De: Leos Carax. Com Adam Driver, Marion Cottilard e Simon Helberg. Drama / Fantasia / Musical, EUA q França, 2021, 140 minutos.
Em meio a realidades tão diametralmente opostas - ainda que bastante semelhantes no que diz respeito ao contexto de "fama" e do uso da música -, ambos se empenham em reafirmar o seu amor, especialmente diante de uma mídia sensacionalista que parece permanentemente sedenta por notícias suas. Alternando entre uma e outra apresentação, será possível conhecer um pouco da personalidade do casal. Tal qual um Bill Burr ou um Bo Burnham, Henry (Driver) leva ao limite a comédia íntima e perturbadora, capaz de fazer o público rir muito mais pelo desconforto do que necessariamente pela graça. Seus números, no limite entre o deboche e a arrogância, fazem graça com aquilo que está oculto - ou que dificilmente as pessoas teriam coragem de verbalizar. Sabe o Bo Burnham tirando sarro do comportamento padronizado das mulheres brancas no Instagram? Para Henry o absurdo está na necessidade quase forçada de fazer rir - promovendo uma espécie de íntima vingança de seu público ao avançar para algo que é quase o oposto disso.
Já Ann (Cottilard) parece ser realmente adorada pelo público - num tipo de contraste que provocará incômodo, ao mesmo tempo que nos deixará com a impressão de que algo grave poderá acontecer (especialmente pelo simbolismo imaterial da ópera que protagoniza). Abusando do surrealismo e do clima onírico - uma das marcas registradas de Carax -, o diretor utiliza também o elemento fantasioso na hora de trazer ao mundo a pequena Annette (Devyn McDowell), a inesperada filha do amoroso casal. O que resultará no estremecimento da relação, especialmente pela dificuldade de conciliar universos tão distintos, com a existência de um bebê. Em partes, trata-se de uma história muito mais palatável do que o experimental Holy Motors (2012), a excêntrica obra anterior de Carax. E que nos permite refletir sobre temas variados, como, maternidade, influência do showbizz, limites do humor, papel da mulher na sociedade, voyeurismo e outros.
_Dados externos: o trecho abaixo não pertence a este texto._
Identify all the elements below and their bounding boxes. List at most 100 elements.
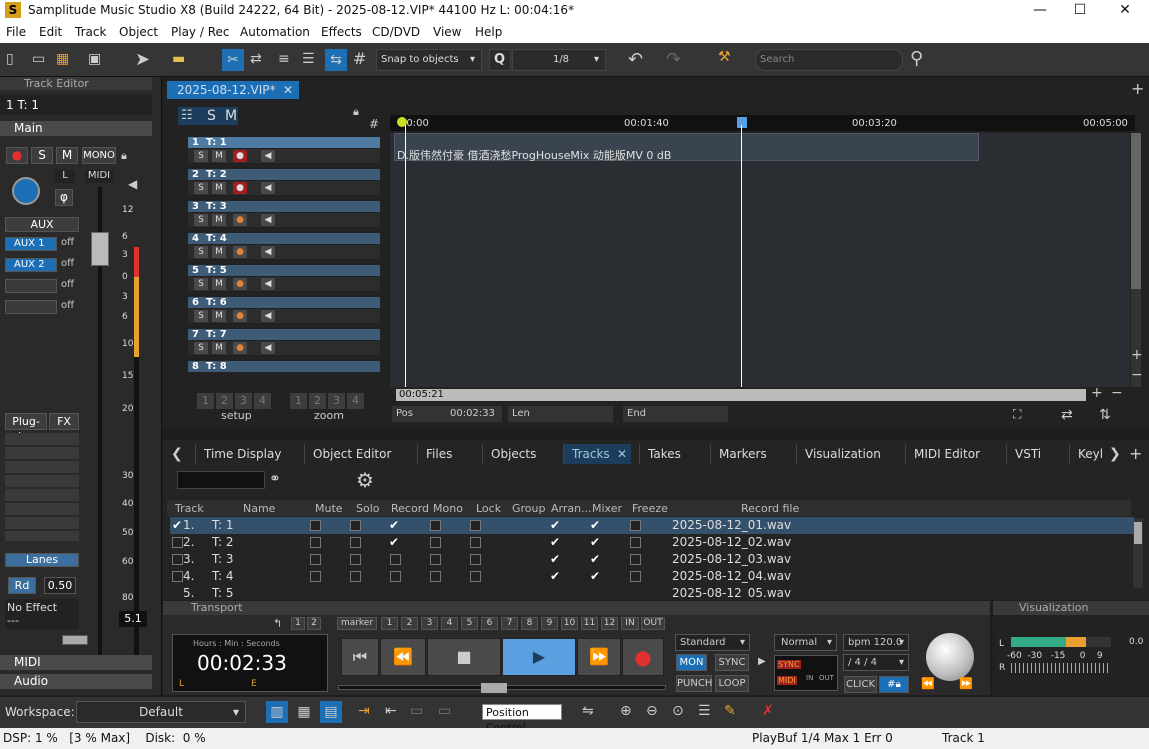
solo-checkbox[interactable] — [350, 520, 361, 531]
binoculars-icon[interactable]: ⚭ — [269, 471, 281, 487]
track-3[interactable]: 3 T: 3 S M ● ◀ — [188, 201, 380, 229]
menu-object[interactable]: Object — [119, 25, 158, 39]
horizontal-scrollbar[interactable] — [396, 389, 1086, 401]
track-6-mute[interactable]: M — [212, 310, 226, 322]
close-button[interactable]: ✕ — [1105, 0, 1145, 22]
transport-slider-thumb[interactable] — [481, 683, 507, 693]
track-7-mute[interactable]: M — [212, 342, 226, 354]
marker-button-6[interactable]: 6 — [481, 617, 498, 630]
aux4-send[interactable] — [5, 300, 57, 314]
grid-icon[interactable]: # — [353, 49, 366, 68]
pan-slider[interactable] — [62, 635, 88, 645]
chevron-right-icon[interactable]: ▶ — [758, 656, 766, 667]
in-button[interactable]: IN — [621, 617, 639, 630]
track-5-mute[interactable]: M — [212, 278, 226, 290]
menu-edit[interactable]: Edit — [39, 25, 62, 39]
track-4-solo[interactable]: S — [194, 246, 208, 258]
tab-objects[interactable]: Objects — [482, 444, 552, 464]
arrange-check[interactable]: ✔ — [550, 518, 560, 532]
range-loop-icon[interactable]: ⇤ — [385, 703, 397, 719]
setup-3[interactable]: 3 — [235, 393, 252, 409]
mute-checkbox[interactable] — [310, 520, 321, 531]
fit-horizontal-icon[interactable]: ⇄ — [1061, 407, 1073, 423]
menu-help[interactable]: Help — [475, 25, 502, 39]
search-input[interactable]: Search — [755, 49, 903, 71]
jog-wheel[interactable] — [926, 633, 974, 681]
row-select-check[interactable] — [172, 554, 183, 565]
phase-button[interactable]: φ — [55, 189, 73, 206]
menu-cddvd[interactable]: CD/DVD — [372, 25, 420, 39]
mono-button[interactable]: MONO — [82, 147, 116, 164]
marker-set-1[interactable]: 1 — [291, 617, 305, 630]
aux3-send[interactable] — [5, 279, 57, 293]
play-button[interactable]: ▶ — [502, 638, 576, 676]
table-row[interactable]: 2. T: 2 ✔ ✔ ✔ 2025-08-12_02.wav — [170, 534, 1134, 551]
freeze-checkbox[interactable] — [630, 520, 641, 531]
menu-automation[interactable]: Automation — [240, 25, 310, 39]
audio-section-header[interactable]: Audio — [0, 674, 152, 689]
mute-checkbox[interactable] — [310, 554, 321, 565]
snap-mode-select[interactable]: Snap to objects ▾ — [376, 49, 482, 71]
close-icon[interactable]: ✕ — [617, 444, 627, 464]
list-icon[interactable]: ☰ — [698, 703, 711, 719]
punch-button[interactable]: PUNCH — [676, 675, 712, 692]
pencil-icon[interactable]: ✎ — [724, 703, 736, 719]
global-solo-button[interactable]: S — [207, 108, 216, 124]
arrange-check[interactable]: ✔ — [550, 569, 560, 583]
marker-button-10[interactable]: 10 — [561, 617, 578, 630]
mixer-check[interactable]: ✔ — [590, 569, 600, 583]
marker-set-2[interactable]: 2 — [307, 617, 321, 630]
chevron-left-icon[interactable]: ❮ — [171, 446, 183, 462]
project-icon[interactable]: ▦ — [56, 51, 69, 67]
track-settings-icon[interactable]: ☷ — [181, 108, 193, 123]
freeze-checkbox[interactable] — [630, 571, 641, 582]
marker-button-12[interactable]: 12 — [601, 617, 618, 630]
stop-button[interactable]: ■ — [427, 638, 501, 676]
track-7-record[interactable]: ● — [233, 342, 247, 354]
col-arrange[interactable]: Arran... — [551, 502, 592, 515]
col-track[interactable]: Track — [175, 502, 204, 515]
track-4[interactable]: 4 T: 4 S M ● ◀ — [188, 233, 380, 261]
track-5-solo[interactable]: S — [194, 278, 208, 290]
range-tool-icon[interactable]: ▬ — [172, 51, 185, 67]
grid-icon[interactable]: # — [369, 117, 379, 131]
lock-icon[interactable]: 🔒︎ — [121, 149, 127, 163]
col-record-file[interactable]: Record file — [741, 502, 799, 515]
solo-button[interactable]: S — [31, 147, 53, 164]
range-split-icon[interactable]: ▭ — [438, 703, 451, 719]
track-5-record[interactable]: ● — [233, 278, 247, 290]
marker-button-8[interactable]: 8 — [521, 617, 538, 630]
track-7-solo[interactable]: S — [194, 342, 208, 354]
tab-files[interactable]: Files — [417, 444, 475, 464]
track-6-solo[interactable]: S — [194, 310, 208, 322]
redo-icon[interactable]: ↷ — [666, 49, 681, 70]
group-icon[interactable]: ≡ — [278, 51, 290, 67]
global-mute-button[interactable]: M — [225, 108, 237, 124]
editor-view-icon[interactable]: ▤ — [320, 701, 342, 723]
table-row[interactable]: 4. T: 4 ✔ ✔ 2025-08-12_04.wav — [170, 568, 1134, 585]
marker-button-1[interactable]: 1 — [381, 617, 398, 630]
workspace-select[interactable]: Default ▾ — [76, 701, 246, 723]
undo-icon[interactable]: ↶ — [628, 49, 643, 70]
tempo-mode-select[interactable]: Normal ▾ — [774, 634, 837, 651]
marker-button-7[interactable]: 7 — [501, 617, 518, 630]
vertical-scroll-thumb[interactable] — [1131, 133, 1141, 289]
tab-visualization[interactable]: Visualization — [796, 444, 898, 464]
track-1-monitor[interactable]: ◀ — [261, 150, 275, 162]
bpm-field[interactable]: bpm 120.0 ▾ — [843, 634, 909, 651]
record-button[interactable]: ● — [622, 638, 664, 676]
track-3-mute[interactable]: M — [212, 214, 226, 226]
table-row[interactable]: 3. T: 3 ✔ ✔ 2025-08-12_03.wav — [170, 551, 1134, 568]
freeze-checkbox[interactable] — [630, 537, 641, 548]
solo-checkbox[interactable] — [350, 571, 361, 582]
maximize-button[interactable]: ☐ — [1060, 0, 1100, 22]
mixer-check[interactable]: ✔ — [590, 535, 600, 549]
arrange-check[interactable]: ✔ — [550, 535, 560, 549]
setup-4[interactable]: 4 — [254, 393, 271, 409]
lanes-button[interactable]: Lanes — [5, 553, 79, 567]
col-name[interactable]: Name — [243, 502, 275, 515]
chevron-right-icon[interactable]: ❯ — [1109, 446, 1121, 462]
volume-fader[interactable] — [91, 232, 109, 266]
zoom-out-vertical-icon[interactable]: − — [1131, 367, 1143, 383]
go-to-start-button[interactable]: ⏮ — [341, 638, 379, 676]
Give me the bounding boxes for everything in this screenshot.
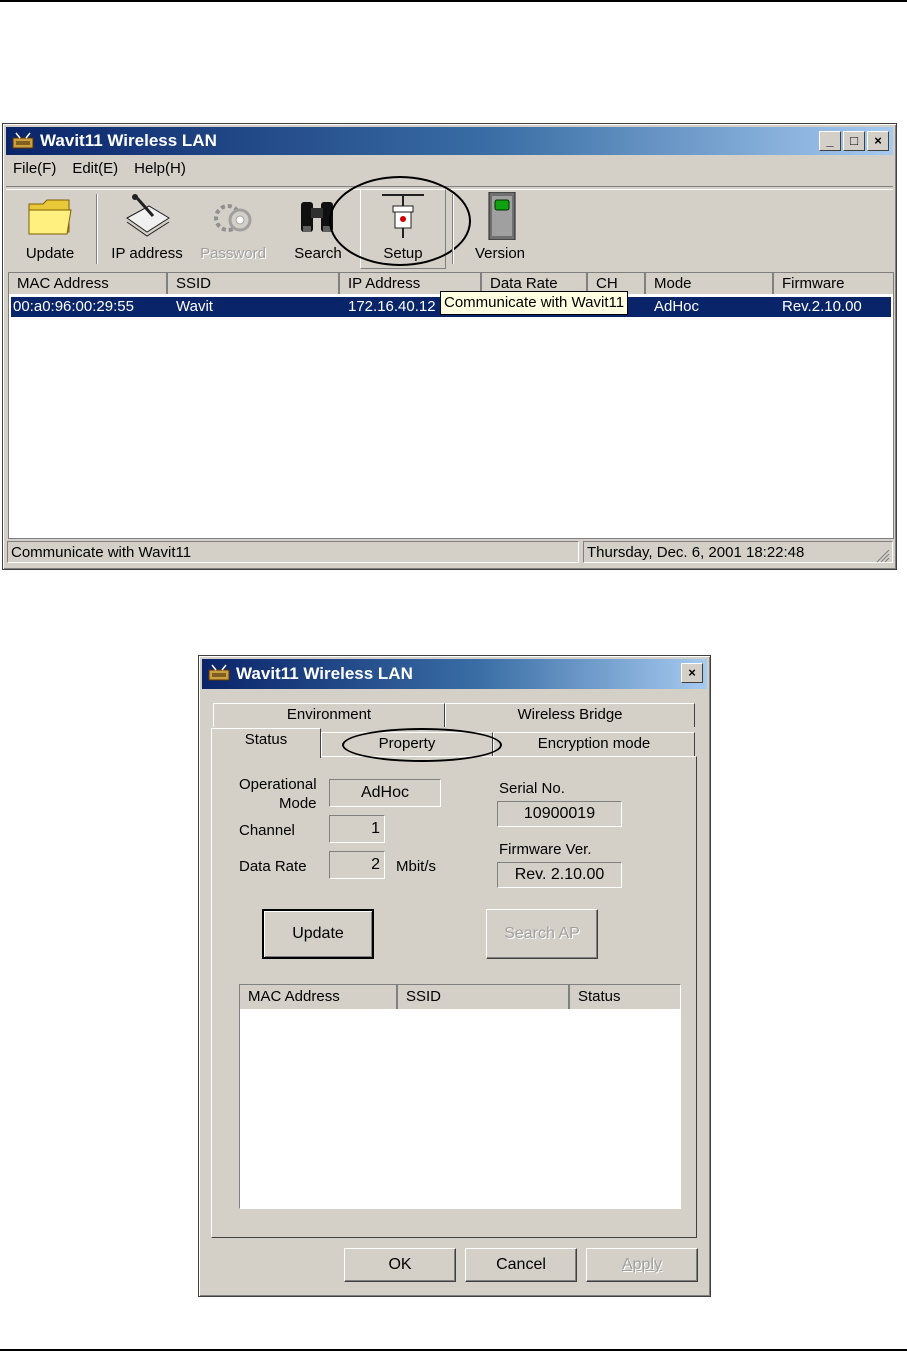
firmware-label: Firmware Ver. bbox=[499, 841, 592, 858]
column-header-firmware[interactable]: Firmware bbox=[774, 273, 894, 294]
search-ap-button[interactable]: Search AP bbox=[486, 909, 598, 959]
data-rate-label: Data Rate bbox=[239, 858, 307, 875]
column-header-ssid[interactable]: SSID bbox=[168, 273, 340, 294]
password-toolbar-button[interactable]: Password bbox=[193, 192, 273, 266]
toolbar-separator bbox=[452, 194, 454, 264]
cell-ip: 172.16.40.12 bbox=[348, 298, 436, 315]
notebook-pen-icon bbox=[126, 194, 170, 237]
close-button[interactable]: × bbox=[867, 131, 889, 151]
cancel-button[interactable]: Cancel bbox=[465, 1248, 577, 1282]
channel-field: 1 bbox=[329, 815, 385, 843]
column-header-status[interactable]: Status bbox=[570, 985, 680, 1009]
column-header-mac[interactable]: MAC Address bbox=[240, 985, 398, 1009]
app-icon bbox=[208, 664, 230, 681]
channel-label: Channel bbox=[239, 822, 295, 839]
title-bar[interactable]: Wavit11 Wireless LAN _ □ × bbox=[6, 127, 893, 155]
ap-list-header: MAC Address SSID Status bbox=[240, 985, 680, 1009]
highlight-ellipse bbox=[342, 728, 502, 762]
maximize-button[interactable]: □ bbox=[843, 131, 865, 151]
tab-encryption-mode[interactable]: Encryption mode bbox=[493, 732, 695, 756]
key-icon bbox=[214, 204, 252, 232]
tooltip: Communicate with Wavit11 bbox=[440, 291, 629, 315]
ok-button[interactable]: OK bbox=[344, 1248, 456, 1282]
resize-grip-icon[interactable] bbox=[874, 547, 890, 563]
status-message: Communicate with Wavit11 bbox=[7, 541, 579, 563]
menu-bar: File(F) Edit(E) Help(H) bbox=[13, 160, 186, 177]
operational-label: Operational bbox=[239, 776, 317, 793]
column-header-mode[interactable]: Mode bbox=[646, 273, 774, 294]
column-header-ssid[interactable]: SSID bbox=[398, 985, 570, 1009]
properties-dialog: Wavit11 Wireless LAN × Environment Wirel… bbox=[198, 655, 711, 1297]
update-label: Update bbox=[25, 245, 75, 262]
password-label: Password bbox=[200, 245, 266, 262]
update-button[interactable]: Update bbox=[262, 909, 374, 959]
dialog-close-button[interactable]: × bbox=[681, 663, 703, 683]
mode-label: Mode bbox=[279, 795, 317, 812]
cell-mode: AdHoc bbox=[654, 298, 700, 315]
version-toolbar-button[interactable]: Version bbox=[465, 192, 535, 266]
serial-label: Serial No. bbox=[499, 780, 565, 797]
main-window: Wavit11 Wireless LAN _ □ × File(F) Edit(… bbox=[2, 123, 897, 570]
update-toolbar-button[interactable]: Update bbox=[15, 192, 85, 266]
ip-address-toolbar-button[interactable]: IP address bbox=[105, 192, 189, 266]
apply-button[interactable]: Apply bbox=[586, 1248, 698, 1282]
menu-help[interactable]: Help(H) bbox=[134, 160, 186, 177]
cell-firmware: Rev.2.10.00 bbox=[782, 298, 862, 315]
toolbar-separator bbox=[96, 194, 98, 264]
menu-file[interactable]: File(F) bbox=[13, 160, 56, 177]
mode-field: AdHoc bbox=[329, 779, 441, 807]
app-icon bbox=[12, 132, 34, 149]
ap-list[interactable]: MAC Address SSID Status bbox=[239, 984, 681, 1209]
version-label: Version bbox=[474, 245, 526, 262]
firmware-field: Rev. 2.10.00 bbox=[497, 862, 622, 888]
cell-mac: 00:a0:96:00:29:55 bbox=[13, 298, 134, 315]
version-book-icon bbox=[488, 192, 516, 240]
ip-address-label: IP address bbox=[111, 245, 183, 262]
highlight-ellipse bbox=[329, 176, 471, 266]
column-header-mac[interactable]: MAC Address bbox=[9, 273, 168, 294]
bottom-rule bbox=[0, 1349, 907, 1351]
top-rule bbox=[0, 0, 907, 2]
menu-edit[interactable]: Edit(E) bbox=[72, 160, 118, 177]
folder-icon bbox=[28, 199, 72, 235]
data-rate-field: 2 bbox=[329, 851, 385, 879]
mbits-unit-label: Mbit/s bbox=[396, 858, 437, 875]
tab-status[interactable]: Status bbox=[211, 728, 321, 758]
dialog-title-bar[interactable]: Wavit11 Wireless LAN × bbox=[202, 659, 707, 689]
window-title: Wavit11 Wireless LAN bbox=[40, 131, 217, 150]
serial-field: 10900019 bbox=[497, 801, 622, 827]
dialog-title: Wavit11 Wireless LAN bbox=[236, 664, 413, 683]
cell-ssid: Wavit bbox=[176, 298, 213, 315]
status-datetime: Thursday, Dec. 6, 2001 18:22:48 bbox=[583, 541, 893, 563]
tab-wireless-bridge[interactable]: Wireless Bridge bbox=[445, 703, 695, 727]
tab-environment[interactable]: Environment bbox=[213, 703, 445, 727]
status-bar: Communicate with Wavit11 Thursday, Dec. … bbox=[7, 539, 893, 565]
minimize-button[interactable]: _ bbox=[819, 131, 841, 151]
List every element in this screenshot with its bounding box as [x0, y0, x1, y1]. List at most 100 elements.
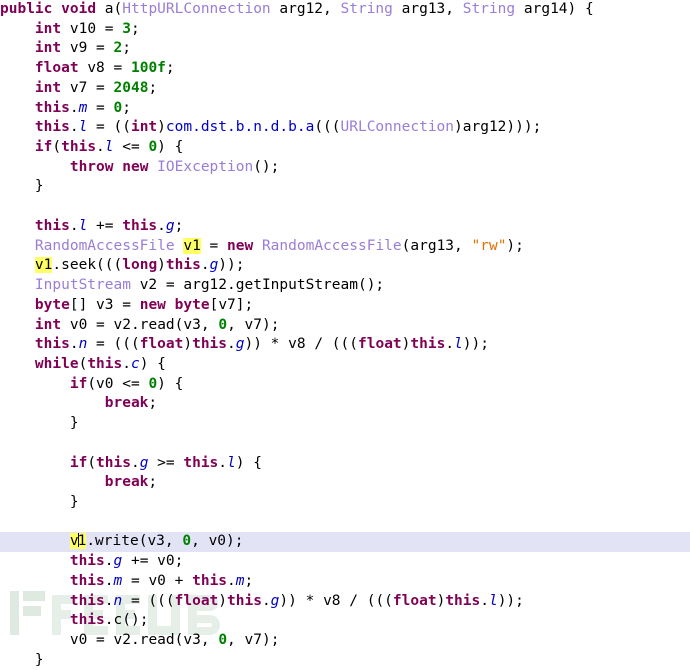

Organizado como se fosse uma extensa peça musical, o filme utiliza ainda as suas canções de uma forma bastante orgânica, sem jamais tornar a jornada cansativa - e isso que estamos falando de uma obra de 2h20. O que significa decisões criativas inteligentes, com a inserção de músicas - e de melodias que se aproveitam da diegese (cortesia do coletivo Sparks) - em instantes bastante inesperados, como na sequência em que um grupo de fotógrafos cerca o casal, que os enfermeiros estão fazendo o parto de Annette, ou que a plateia está vaiando Henry. Nesse sentido, a obra também possui um curioso senso de humor - que é ampliado pelo caráter hiperbólico de seu desenho de produção, pelo figurino de tons exagerados e pelos toques visuais que ficam no limite entre o sombrio e o cômico. Com excelentes interpretações do elenco central - complementado por Simon Helberg (o eterno Howard de The Big Bang Theory) -, o filme dificilmente será lembrado no Oscar, especialmente pelo aspecto enigmático de sua narrativa. O que não apaga o brilho desta, que é uma das grandes estreias da Mubi até aqui, no ano.